Sin embargo, hay padres, madres, maestros o guías capaces de renegar de la persona a su cargo si no se ajusta a sus pretensiones. Se enfurecen si no les devuelve la imagen de ellos que esperan. Quieren ser los artífices de una criatura perfecta, y no soportan que el material que manejan sea una identidad propia con sus limitaciones, sus rebeldías y sus sueños.

Ni perdonan que las respuestas estén en otro lado o la felicidad en otra casa o las metas en otras ambiciones. No comprenden que su obligación empieza con sembrar y termina en cuanto despunta el brote. Después, sea cual sea la cosecha y la recoja quien la recoja, no deben afanarse, porque el campo no es suyo. Su responsabilidad concierne a la calidad de la semilla: si es buena, tiene muchas probabilidades, nada más. Es bueno que el ángel confíe y nos deje caminar sin sujeción. Es bueno que nos alejemos de su halo.

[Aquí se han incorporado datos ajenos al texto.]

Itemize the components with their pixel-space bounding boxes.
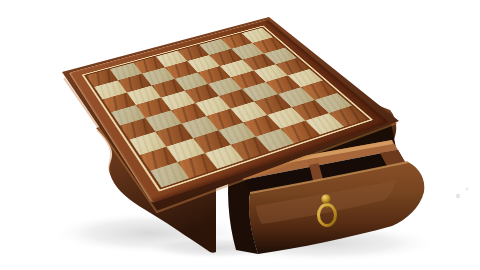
chess-box-photo: chess xyxy=(0,0,480,270)
brass-knob-icon xyxy=(321,194,330,203)
dust-speck xyxy=(456,194,460,198)
dust-speck xyxy=(466,188,469,191)
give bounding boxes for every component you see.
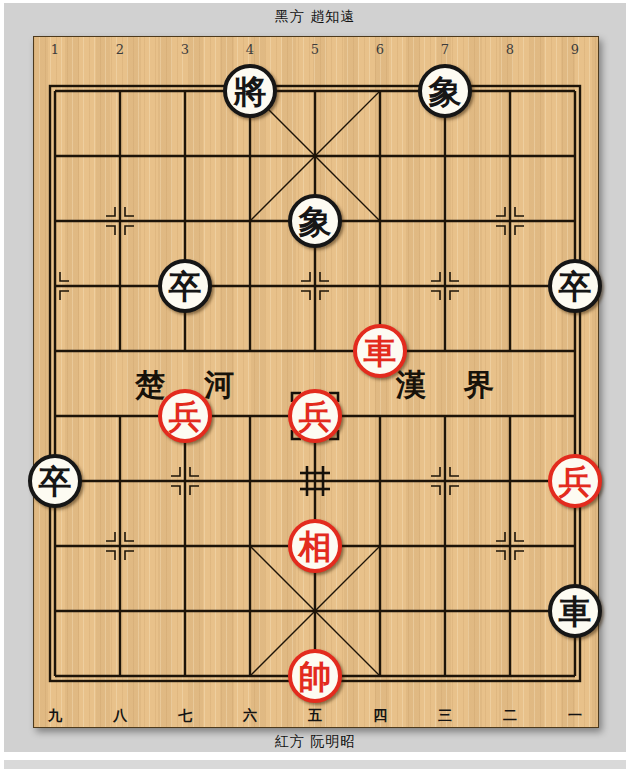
piece-red-chariot[interactable]: 車	[353, 324, 407, 378]
river-label-he: 河	[204, 365, 234, 406]
file-coordinate-bottom: 六	[243, 707, 257, 725]
player-black-label: 黑方 趙知遠	[0, 8, 630, 26]
file-coordinate-bottom: 二	[503, 707, 517, 725]
file-coordinate-bottom: 三	[438, 707, 452, 725]
river-label-chu: 楚	[135, 365, 165, 406]
piece-black-soldier[interactable]: 卒	[158, 259, 212, 313]
piece-black-elephant[interactable]: 象	[418, 64, 472, 118]
xiangqi-board[interactable]: 楚 河 漢 界 123456789九八七六五四三二一將象象卒卒車兵兵卒兵相車帥	[33, 36, 599, 728]
piece-red-elephant[interactable]: 相	[288, 519, 342, 573]
piece-black-general[interactable]: 將	[223, 64, 277, 118]
piece-red-soldier[interactable]: 兵	[548, 454, 602, 508]
file-coordinate-bottom: 九	[48, 707, 62, 725]
river-label-han: 漢	[396, 365, 426, 406]
file-coordinate-top: 4	[246, 42, 254, 57]
player-red-label: 紅方 阮明昭	[0, 733, 630, 751]
piece-black-chariot[interactable]: 車	[548, 584, 602, 638]
piece-red-soldier[interactable]: 兵	[158, 389, 212, 443]
file-coordinate-top: 7	[441, 42, 449, 57]
file-coordinate-bottom: 五	[308, 707, 322, 725]
file-coordinate-top: 9	[571, 42, 579, 57]
file-coordinate-bottom: 一	[568, 707, 582, 725]
file-coordinate-top: 1	[51, 42, 59, 57]
river-label-jie: 界	[464, 365, 494, 406]
piece-black-elephant[interactable]: 象	[288, 194, 342, 248]
piece-black-soldier[interactable]: 卒	[28, 454, 82, 508]
file-coordinate-top: 2	[116, 42, 124, 57]
xiangqi-app-window: 黑方 趙知遠 楚 河 漢 界 123456789九八七六五四三二一將象象卒卒車兵…	[0, 0, 630, 769]
piece-black-soldier[interactable]: 卒	[548, 259, 602, 313]
file-coordinate-bottom: 八	[113, 707, 127, 725]
board-grid	[34, 37, 598, 727]
file-coordinate-bottom: 四	[373, 707, 387, 725]
bottom-divider-bar	[4, 759, 626, 769]
file-coordinate-top: 3	[181, 42, 189, 57]
piece-red-general[interactable]: 帥	[288, 649, 342, 703]
piece-red-soldier[interactable]: 兵	[288, 389, 342, 443]
file-coordinate-top: 6	[376, 42, 384, 57]
file-coordinate-top: 5	[311, 42, 319, 57]
file-coordinate-top: 8	[506, 42, 514, 57]
file-coordinate-bottom: 七	[178, 707, 192, 725]
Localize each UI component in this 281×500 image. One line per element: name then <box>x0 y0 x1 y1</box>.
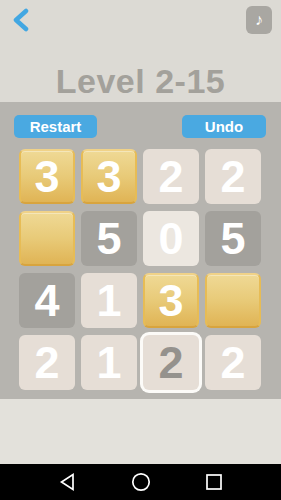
grid-cell-r1c4[interactable]: 2 <box>205 149 261 204</box>
grid-cell-r4c3[interactable]: 2 <box>143 335 199 390</box>
level-title: Level 2-15 <box>0 62 281 101</box>
grid-cell-r1c3[interactable]: 2 <box>143 149 199 204</box>
nav-back-button[interactable] <box>58 472 78 492</box>
nav-recents-button[interactable] <box>204 472 224 492</box>
grid-cell-r4c2[interactable]: 1 <box>81 335 137 390</box>
grid-cell-r2c4[interactable]: 5 <box>205 211 261 266</box>
nav-recents-icon <box>204 472 224 492</box>
grid-cell-r4c1[interactable]: 2 <box>19 335 75 390</box>
footer-space <box>0 399 281 464</box>
chevron-left-icon <box>12 8 30 32</box>
nav-home-icon <box>131 472 151 492</box>
grid-cell-r1c1[interactable]: 3 <box>19 149 75 204</box>
board-grid: 33225054132122 <box>19 149 261 390</box>
grid-cell-r3c4[interactable] <box>205 273 261 328</box>
grid-cell-r2c2[interactable]: 5 <box>81 211 137 266</box>
grid-cell-r3c3[interactable]: 3 <box>143 273 199 328</box>
grid-cell-r2c3[interactable]: 0 <box>143 211 199 266</box>
screen: ♪ Level 2-15 Restart Undo 33225054132122 <box>0 0 281 500</box>
grid-cell-r2c1[interactable] <box>19 211 75 266</box>
game-panel: Restart Undo 33225054132122 <box>0 102 281 399</box>
grid-cell-r3c2[interactable]: 1 <box>81 273 137 328</box>
grid-cell-r1c2[interactable]: 3 <box>81 149 137 204</box>
nav-home-button[interactable] <box>131 472 151 492</box>
grid-cell-r4c4[interactable]: 2 <box>205 335 261 390</box>
android-navbar <box>0 464 281 500</box>
grid-cell-r3c1[interactable]: 4 <box>19 273 75 328</box>
restart-button[interactable]: Restart <box>14 115 97 138</box>
undo-button[interactable]: Undo <box>182 115 266 138</box>
music-note-icon: ♪ <box>255 11 263 29</box>
music-button[interactable]: ♪ <box>246 6 272 34</box>
back-button[interactable] <box>8 4 38 34</box>
nav-back-icon <box>58 472 78 492</box>
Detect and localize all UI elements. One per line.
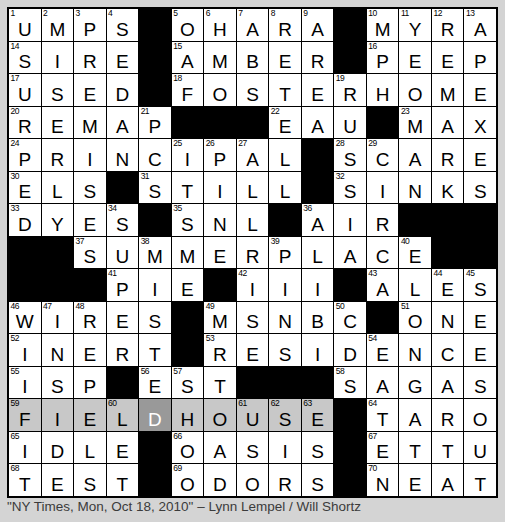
letter-r8c8: R xyxy=(246,246,260,268)
letter-r10c13: O xyxy=(408,311,423,333)
letter-r9c6: E xyxy=(181,279,194,301)
letter-r9c10: I xyxy=(315,279,320,301)
letter-r10c2: I xyxy=(55,311,60,333)
black-cell-r8c2 xyxy=(42,237,74,269)
cell-r13c6[interactable]: H xyxy=(172,399,204,431)
cell-r4c13[interactable]: 23M xyxy=(399,107,431,139)
cell-r11c14[interactable]: C xyxy=(432,334,464,366)
cell-r3c3[interactable]: E xyxy=(74,74,106,106)
cell-r9c10[interactable]: I xyxy=(302,269,334,301)
cell-r7c11[interactable]: I xyxy=(334,204,366,236)
cell-r14c9[interactable]: I xyxy=(269,432,301,464)
cell-r15c15[interactable]: T xyxy=(464,464,496,496)
cell-r3c2[interactable]: S xyxy=(42,74,74,106)
letter-r1c12: M xyxy=(375,19,391,41)
letter-r4c11: U xyxy=(343,116,357,138)
cell-r3c7[interactable]: O xyxy=(204,74,236,106)
cell-r2c7[interactable]: M xyxy=(204,42,236,74)
cell-r13c12[interactable]: 64T xyxy=(367,399,399,431)
cell-r2c12[interactable]: 16P xyxy=(367,42,399,74)
cell-r11c9[interactable]: S xyxy=(269,334,301,366)
cell-r11c10[interactable]: I xyxy=(302,334,334,366)
cell-r2c14[interactable]: E xyxy=(432,42,464,74)
cell-r11c2[interactable]: N xyxy=(42,334,74,366)
cell-r6c5[interactable]: 31S xyxy=(139,172,171,204)
cell-r10c3[interactable]: 48R xyxy=(74,302,106,334)
letter-r7c11: I xyxy=(347,214,352,236)
cell-r10c10[interactable]: B xyxy=(302,302,334,334)
black-cell-r4c7 xyxy=(204,107,236,139)
letter-r10c11: C xyxy=(343,311,357,333)
cell-r8c9[interactable]: 39P xyxy=(269,237,301,269)
cell-r12c12[interactable]: A xyxy=(367,367,399,399)
letter-r9c13: L xyxy=(410,279,421,301)
letter-r8c12: C xyxy=(376,246,390,268)
cell-r4c9[interactable]: 22E xyxy=(269,107,301,139)
letter-r15c10: S xyxy=(311,474,324,496)
cell-r14c6[interactable]: 66O xyxy=(172,432,204,464)
letter-r13c4: L xyxy=(117,409,128,431)
letter-r3c10: E xyxy=(311,84,324,106)
letter-r13c6: H xyxy=(181,409,195,431)
letter-r6c14: K xyxy=(441,181,454,203)
cell-r13c13[interactable]: A xyxy=(399,399,431,431)
cell-r2c2[interactable]: I xyxy=(42,42,74,74)
cell-r6c15[interactable]: S xyxy=(464,172,496,204)
letter-r7c10: A xyxy=(311,214,324,236)
cell-r12c13[interactable]: G xyxy=(399,367,431,399)
cell-r14c12[interactable]: 67E xyxy=(367,432,399,464)
clue-number-32: 32 xyxy=(336,172,344,181)
cell-r2c10[interactable]: R xyxy=(302,42,334,74)
letter-r3c7: O xyxy=(213,84,228,106)
letter-r3c1: U xyxy=(18,84,32,106)
letter-r9c14: E xyxy=(441,279,454,301)
cell-r13c7[interactable]: O xyxy=(204,399,236,431)
cell-r4c1[interactable]: 20R xyxy=(9,107,41,139)
cell-r6c13[interactable]: N xyxy=(399,172,431,204)
cell-r8c5[interactable]: 38M xyxy=(139,237,171,269)
cell-r10c4[interactable]: E xyxy=(107,302,139,334)
cell-r5c2[interactable]: R xyxy=(42,139,74,171)
cell-r15c1[interactable]: 68T xyxy=(9,464,41,496)
cell-r2c6[interactable]: 15A xyxy=(172,42,204,74)
letter-r3c9: T xyxy=(279,84,291,106)
letter-r2c7: M xyxy=(212,51,228,73)
letter-r7c7: N xyxy=(213,214,227,236)
clue-number-19: 19 xyxy=(336,74,344,83)
cell-r14c2[interactable]: D xyxy=(42,432,74,464)
cell-r13c9[interactable]: 62S xyxy=(269,399,301,431)
clue-number-65: 65 xyxy=(11,432,19,441)
cell-r6c11[interactable]: 32S xyxy=(334,172,366,204)
cell-r2c13[interactable]: E xyxy=(399,42,431,74)
letter-r5c2: R xyxy=(50,149,64,171)
clue-number-15: 15 xyxy=(173,42,181,51)
letter-r8c11: A xyxy=(344,246,357,268)
cell-r2c8[interactable]: B xyxy=(237,42,269,74)
cell-r15c10[interactable]: S xyxy=(302,464,334,496)
cell-r7c2[interactable]: Y xyxy=(42,204,74,236)
clue-number-69: 69 xyxy=(173,464,181,473)
cell-r3c15[interactable]: E xyxy=(464,74,496,106)
cell-r14c13[interactable]: T xyxy=(399,432,431,464)
cell-r3c11[interactable]: 19R xyxy=(334,74,366,106)
letter-r6c8: L xyxy=(247,181,258,203)
clue-number-37: 37 xyxy=(76,237,84,246)
cell-r15c8[interactable]: O xyxy=(237,464,269,496)
cell-r11c12[interactable]: 54E xyxy=(367,334,399,366)
clue-number-17: 17 xyxy=(11,74,19,83)
clue-number-58: 58 xyxy=(336,367,344,376)
letter-r1c9: R xyxy=(278,19,292,41)
letter-r8c4: U xyxy=(115,246,129,268)
cell-r12c1[interactable]: 55I xyxy=(9,367,41,399)
letter-r4c9: E xyxy=(279,116,292,138)
cell-r10c2[interactable]: 47I xyxy=(42,302,74,334)
clue-number-66: 66 xyxy=(173,432,181,441)
letter-r15c15: T xyxy=(474,474,486,496)
cell-r7c3[interactable]: E xyxy=(74,204,106,236)
black-cell-r1c11 xyxy=(334,9,366,41)
black-cell-r15c11 xyxy=(334,464,366,496)
cell-r4c2[interactable]: E xyxy=(42,107,74,139)
clue-number-1: 1 xyxy=(11,9,15,18)
letter-r7c6: S xyxy=(181,214,194,236)
clue-number-48: 48 xyxy=(76,302,84,311)
letter-r2c8: B xyxy=(246,51,259,73)
cell-r3c10[interactable]: E xyxy=(302,74,334,106)
cell-r10c15[interactable]: E xyxy=(464,302,496,334)
cell-r14c14[interactable]: T xyxy=(432,432,464,464)
letter-r8c7: E xyxy=(214,246,227,268)
clue-number-2: 2 xyxy=(43,9,47,18)
cell-r9c8[interactable]: 42I xyxy=(237,269,269,301)
black-cell-r12c10 xyxy=(302,367,334,399)
cell-r12c14[interactable]: A xyxy=(432,367,464,399)
letter-r11c14: C xyxy=(441,344,455,366)
cell-r5c5[interactable]: C xyxy=(139,139,171,171)
cell-r13c15[interactable]: O xyxy=(464,399,496,431)
cell-r9c6[interactable]: E xyxy=(172,269,204,301)
letter-r14c12: E xyxy=(376,441,389,463)
cell-r13c8[interactable]: 61U xyxy=(237,399,269,431)
cell-r15c4[interactable]: T xyxy=(107,464,139,496)
cell-r3c14[interactable]: M xyxy=(432,74,464,106)
cell-r13c2[interactable]: I xyxy=(42,399,74,431)
cell-r11c8[interactable]: E xyxy=(237,334,269,366)
cell-r13c14[interactable]: R xyxy=(432,399,464,431)
cell-r1c2[interactable]: 2M xyxy=(42,9,74,41)
letter-r10c14: N xyxy=(441,311,455,333)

La inocencia es un estado original, pero la construcción de nuestra individualidad es un ejercicio de fortaleza. Y, si nos ama de verdad, debería alegrarse de lo que hemos descubierto, aprendido y superado; debería alegrarse de lo que estamos en disposición de ofrecer.


Ese día, a la hora undécima, todos los puros de corazón vieron cómo un ángel y un alma, con las manos enlazadas, se elevaban desde poniente hasta el trono del Altísimo impulsados por las hélices de dos diminutas violetas. Y, desde entonces, son ensalzados en la presencia del Señor por los siglos de los siglos.